Осознание несоотносимости технической стороны традиции мастеров Герата и понимания Богом мира последовательно привело Зейтина к европейской манере рисования. Однако Зейтин испугался того, что он сам о себе узнал, написав автопортрет. Это и заставило его окончательно утвердиться в традиции мастеров Герата, уже зная правду о том, что самая традиция есть не более, чем стиль. Очевидно, что, прикоснувшись к опыту своего существования, Зейтин, по сути, не познал его подлинной цены. Поэтому его утверждение в традиции мастеров Герата — это попытка повернуть время вспять и избавиться от опыта своего существования, словно его и не было. Закономерно, что объяснение своих поступков Зейтин сопровождает титаническими усилиями, направленными на то, чтобы возвратить художников в те времена, когда между ними существовало братство; и это ему почти удается: братья-художники едва ли не рыдают, умиленно вспоминая годы ученичества. Неудивительно, что, вместо того, чтобы поскорее покинуть Стамбул и уйти от преследования, Зейтин идет в мастерскую: он возвращается туда, где некогда он был не одинок. С попыткой обратить время вспять и таким образом преодолеть опыт своего существования связаны и его упования на Индию, в которой, как он уверен, еще жива традиция мастеров Герата. Но все усилия Зейтина оказываются тщетными, и в этом есть неумолимая закономерность.

Конечно, можно посетовать на то, что Зейтин погиб абсолютно случайно; и это бесспорно. Между тем как раз своей случайностью смерть Зейтина и настаивает на непреодолимости опыта существования: человек выпал из общего порядка Божьего мира, поэтому его существование теперь есть только цепь случайных происшествий, способная выявить лишь индивидуальный опыт. Точнее, все события стали ныне для человека случайными — из них невозможно ничего извлечь, кроме опыта своего существования.

Обнаруживаемое в решении Зейтина противоречие, состоящее в том, что, будучи выбором экзистенциального порядка, оно направлено на преодоление опыта существования, имеет чрезвычайно важное значение для концепции романа. Очевидно, что, ощутив в ходе создания автопортрета свое отчуждение от мира, Зейтин не смог понять, что одиночество являла собой его жизнь — жизнь художника, всегда твердо стоявшего на позициях традиции мастеров Герата. В сущности, самая жизнь Зейтина вопиет о его одиночестве: некогда он волею случая оказался в Стамбуле, городе, который был и остался ему чужим, и так и не обрел семьи.
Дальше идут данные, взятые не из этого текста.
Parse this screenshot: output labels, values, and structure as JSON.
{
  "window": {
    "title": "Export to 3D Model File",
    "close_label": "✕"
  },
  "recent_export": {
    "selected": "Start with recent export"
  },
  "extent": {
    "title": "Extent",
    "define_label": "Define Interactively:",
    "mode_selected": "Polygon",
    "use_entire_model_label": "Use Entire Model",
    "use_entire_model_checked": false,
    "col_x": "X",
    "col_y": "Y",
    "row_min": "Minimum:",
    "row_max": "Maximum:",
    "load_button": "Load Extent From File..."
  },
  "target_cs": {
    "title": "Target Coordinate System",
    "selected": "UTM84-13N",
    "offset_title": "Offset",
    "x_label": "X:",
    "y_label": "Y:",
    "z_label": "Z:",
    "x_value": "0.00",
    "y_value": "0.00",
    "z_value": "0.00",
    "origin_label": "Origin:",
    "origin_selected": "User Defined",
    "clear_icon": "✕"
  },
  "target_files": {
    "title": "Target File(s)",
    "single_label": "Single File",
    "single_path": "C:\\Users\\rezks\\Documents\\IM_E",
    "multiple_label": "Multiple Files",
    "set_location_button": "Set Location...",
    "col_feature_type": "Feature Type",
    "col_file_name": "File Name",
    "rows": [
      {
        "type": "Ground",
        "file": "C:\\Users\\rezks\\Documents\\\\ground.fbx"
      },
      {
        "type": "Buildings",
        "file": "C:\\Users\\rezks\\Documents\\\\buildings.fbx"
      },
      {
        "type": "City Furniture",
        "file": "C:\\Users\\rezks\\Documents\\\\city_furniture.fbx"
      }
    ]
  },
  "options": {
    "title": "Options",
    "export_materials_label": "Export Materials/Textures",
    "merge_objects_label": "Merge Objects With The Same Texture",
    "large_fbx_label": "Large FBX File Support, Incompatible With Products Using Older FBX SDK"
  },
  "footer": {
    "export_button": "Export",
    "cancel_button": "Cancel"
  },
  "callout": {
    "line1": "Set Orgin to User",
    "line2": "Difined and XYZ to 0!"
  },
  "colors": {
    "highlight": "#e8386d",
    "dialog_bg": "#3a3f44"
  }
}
Однако противоречие выбора Зейтина в пользу традиции мастеров Герата есть особенность его опыта существования, поэтому оно вполне закономерно. Можно утверждать, что и приверженность Зейтина традиции, и определенную индифферентность по отношению к ней его братьев-художников Памук мерит одной мерой — мерой укоренения человека в семье. Зейтин столь настойчиво вспоминает об их совместных годах ученичества отнюдь не потому, что в то время традиция, к которой они в одинаковой степени принадлежали, переживала свой расцвет. Очевидно, что именно причастность традиции мастеров Герата и дала юному Зейтину ощущение пребывания в семье, — в семье, которой он никогда не имел в своей жизни. Памук вполне внятно показывает в «Красном…», что традиция охватывает художника кругом своего рода семейных отношений. Так, следование образцам старых мастеров создавало чувство неразрывной связи детей и отцов, коллективная же работа в мастерской делала художников воистину братьями.
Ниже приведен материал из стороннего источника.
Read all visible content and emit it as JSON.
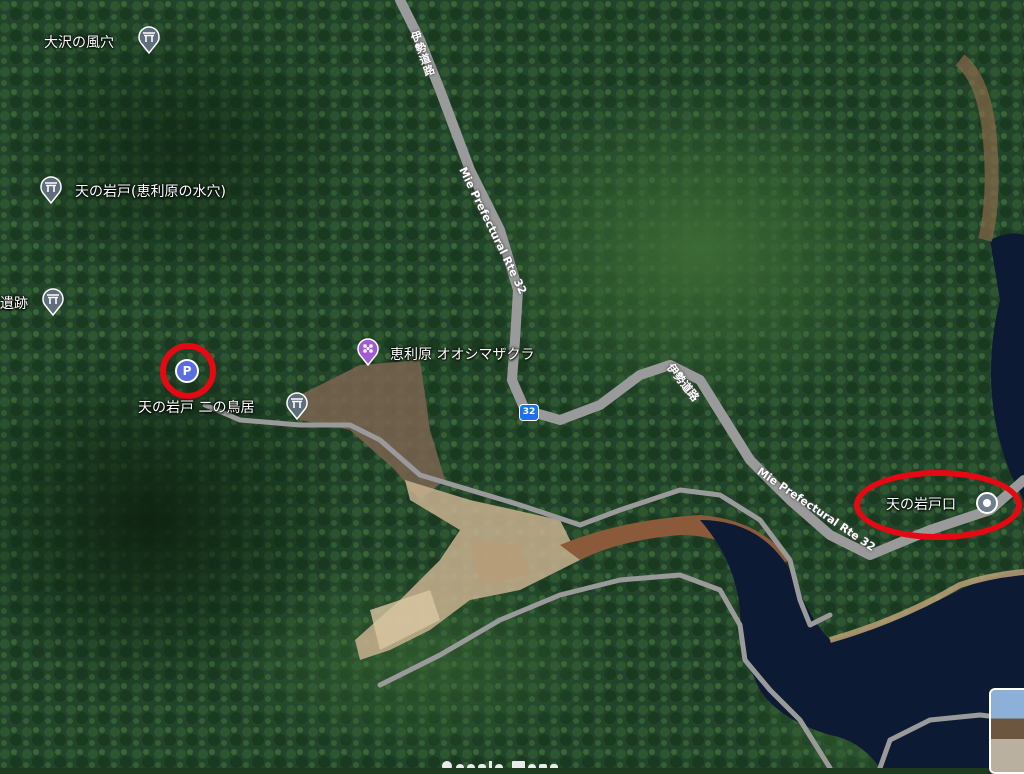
{
  "map": {
    "type": "satellite",
    "watermark": "Google Maps",
    "colors": {
      "forest": "#1f4021",
      "road": "#9a9a9a",
      "water": "#0d1a33",
      "highlight": "#e50914",
      "parking": "#5a6ee0",
      "attraction": "#a35bd4"
    }
  },
  "places": [
    {
      "id": "ozawa",
      "label": "大沢の風穴",
      "icon": "torii-icon"
    },
    {
      "id": "amanoiwato-erihara",
      "label": "天の岩戸(恵利原の水穴)",
      "icon": "torii-icon"
    },
    {
      "id": "iseki",
      "label": "遺跡",
      "icon": "torii-icon"
    },
    {
      "id": "parking",
      "label": "P",
      "icon": "parking-icon"
    },
    {
      "id": "niinotorii",
      "label": "天の岩戸 二の鳥居",
      "icon": "torii-icon"
    },
    {
      "id": "sakura",
      "label": "恵利原 オオシマザクラ",
      "icon": "flower-icon"
    },
    {
      "id": "iwatoguchi",
      "label": "天の岩戸口",
      "icon": "dot-pin-icon"
    }
  ],
  "roads": {
    "ise_road_label": "伊勢道路",
    "pref_route_label": "Mie Prefectural Rte 32",
    "route_number": "32"
  }
}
Мотив семьи имеет ключевое значение для понимания концепции «Красного…»; но его реализация в романе не столь проста, как это кажется. Воспоминания Зейтина о годах ученичества дают далеко неоднозначное представление о семье, которую он обрел, став причастным традиции мастеров Герата. Жестокие побои и унижения учеников, тщеславие и эгоизм мастеров, — все эти реалии обретенной Зейтином в традиции семьи точно так же сложно оспорить, как и те, об утрате которых он скорбит. Между тем в любовной линии «Красного…» неоднозначность мотива семьи приобретает уже угрожающие черты и в конце концов как бы выворачивает наизнанку самую любовную линию. Может сложиться впечатление, что любовная линия в романе прямо противопоставлена детективной. Если Зейтин, окончательно утверждаясь в традиции мастеров Герата, потерпел неудачу в своей попытке обрести некогда существовавшую у него семью, то Кара и Шекюре как раз соединяются в браке. Однако это впечатление совершенно не соответствует действительности.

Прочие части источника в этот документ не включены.